There are subjective editing decisions to be made at several stops along the way on every story in every paper; I get that.  In this instance I don’t know if the writer failed by not bothering to explain this one truly unusual thing that occurred and the desk in Houston didn’t notice the omission, or if the desk noticed but failed to send the story back for a rewrite; or, if the writer did write it up but the desk failed by making a really poor choice of what to cut to make the story fit the hole.  (Let’s not even consider the possibility that someone made an editorial decision to low-profile the thing so as not to embarrass the player or the team.)

Why was I expecting even a competent recap of the game from this newspaper?  Because I am a fool, it appears.

But I am not one of the fools that the New York Post’s Phil Mushnick thinks local television stations are trying to attract with their newscasts.  He’s writing specifically about the local stations in New York, but I’ve seen enough local TV news around the country to say that his criticism applies pretty damn much everywhere.  His modest proposal: “What would happen if one of these newscasts surrendered the race to attract fools and went after those disenfranchised viewers who would tune to a local newscast for news, the real stuff? What’s the worst that could happen?”  Check out some of his quick and easy steps to stop dumbing-down the broadcast by cutting out a few things, like:

1. Lead our winter/summer newscasts with hysterical word that winter/summer weather is here, with more winter/summer weather expected until the spring/fall. We will no longer, during our weather reports, suggest what kind of clothing to wear when it’s cold or hot.

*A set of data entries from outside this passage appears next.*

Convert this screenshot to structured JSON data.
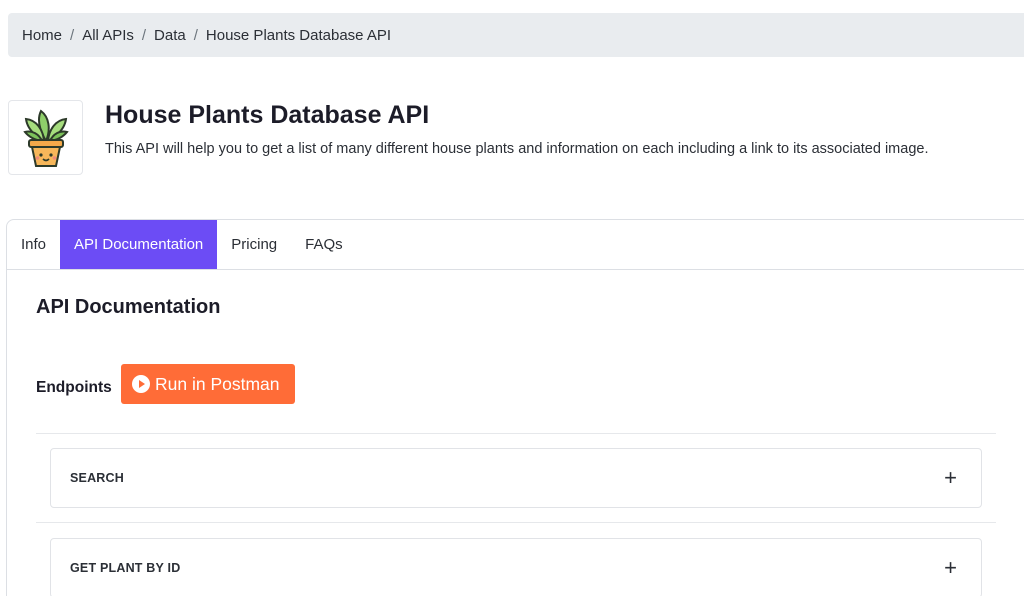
{
  "breadcrumb": {
    "items": [
      "Home",
      "All APIs",
      "Data",
      "House Plants Database API"
    ],
    "separator": "/"
  },
  "api": {
    "logo_icon": "potted-plant-icon",
    "title": "House Plants Database API",
    "description": "This API will help you to get a list of many different house plants and information on each including a link to its associated image."
  },
  "tabs": [
    {
      "label": "Info",
      "active": false
    },
    {
      "label": "API Documentation",
      "active": true
    },
    {
      "label": "Pricing",
      "active": false
    },
    {
      "label": "FAQs",
      "active": false
    }
  ],
  "documentation": {
    "heading": "API Documentation",
    "endpoints_label": "Endpoints",
    "postman_button": "Run in Postman",
    "sections": [
      {
        "label": "SEARCH",
        "toggle": "+"
      },
      {
        "label": "GET PLANT BY ID",
        "toggle": "+"
      }
    ]
  },
  "colors": {
    "accent": "#6c4cf5",
    "postman": "#ff6c37",
    "breadcrumb_bg": "#e9ecef"
  }
}
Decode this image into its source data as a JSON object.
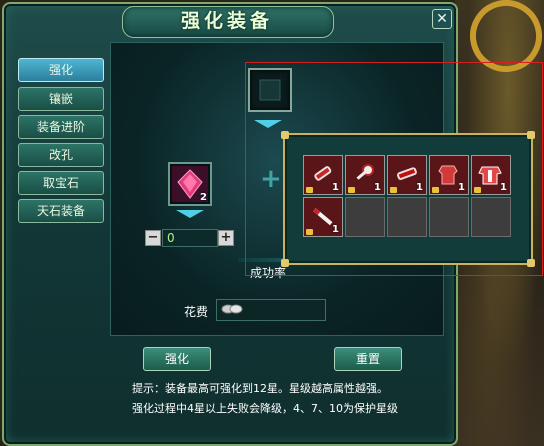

4. All promos for network primetime shows will be seen in advertising and promos around the news, and not within the news, as if it were news. We have too much respect for our viewers and our profession to be in on such a credibility-killing compromised game.

5. Our reporters and anchors will be hired based on their ability to credibly gather, investigate and literately report the news, and no longer on the basis of beauty, sex-appeal, ethnicity and race. That’s right, the ugly will be given a fair shot. And no more “see these?” cleavage will be displayed by our reporters, not even during weather reports.

7. Our anchors will not engage in forced chit-chat after every report, a transparently phony formula to promote folksiness and trust. Tragedies will stand as self-evident, no need for our anchors to tell us that the news just seen was “Sad news” followed by the other anchor’s, “Very sad news, indeed.”

9. We will not send reporters to provide live reports while standing outside a closed bank that was robbed 20 hours earlier. Unless the robbers are still inside.

The worst that could happen?  We’re all stuck with the same drivel we’ve got now, and I’ve still got something to complain about!

You know, since there’s really nothing important that we need to be doing right now, let’s spend our time and some of our limited budget fighting about passing a law against bringing back an old law that no one is trying to bring back

The Republicans nitwits running the House of Representatives want to pass a law to keep Congress (themselves) from re-enacting the Fairness Doctrine, a long-abandoned broadcasting regulation that no one is seriously trying to reinstate.  This news comes from a speech by the House speaker in which he is, almost literally, preaching to the choir.  And they wonder why anyone thinks they’re not fit to run the government.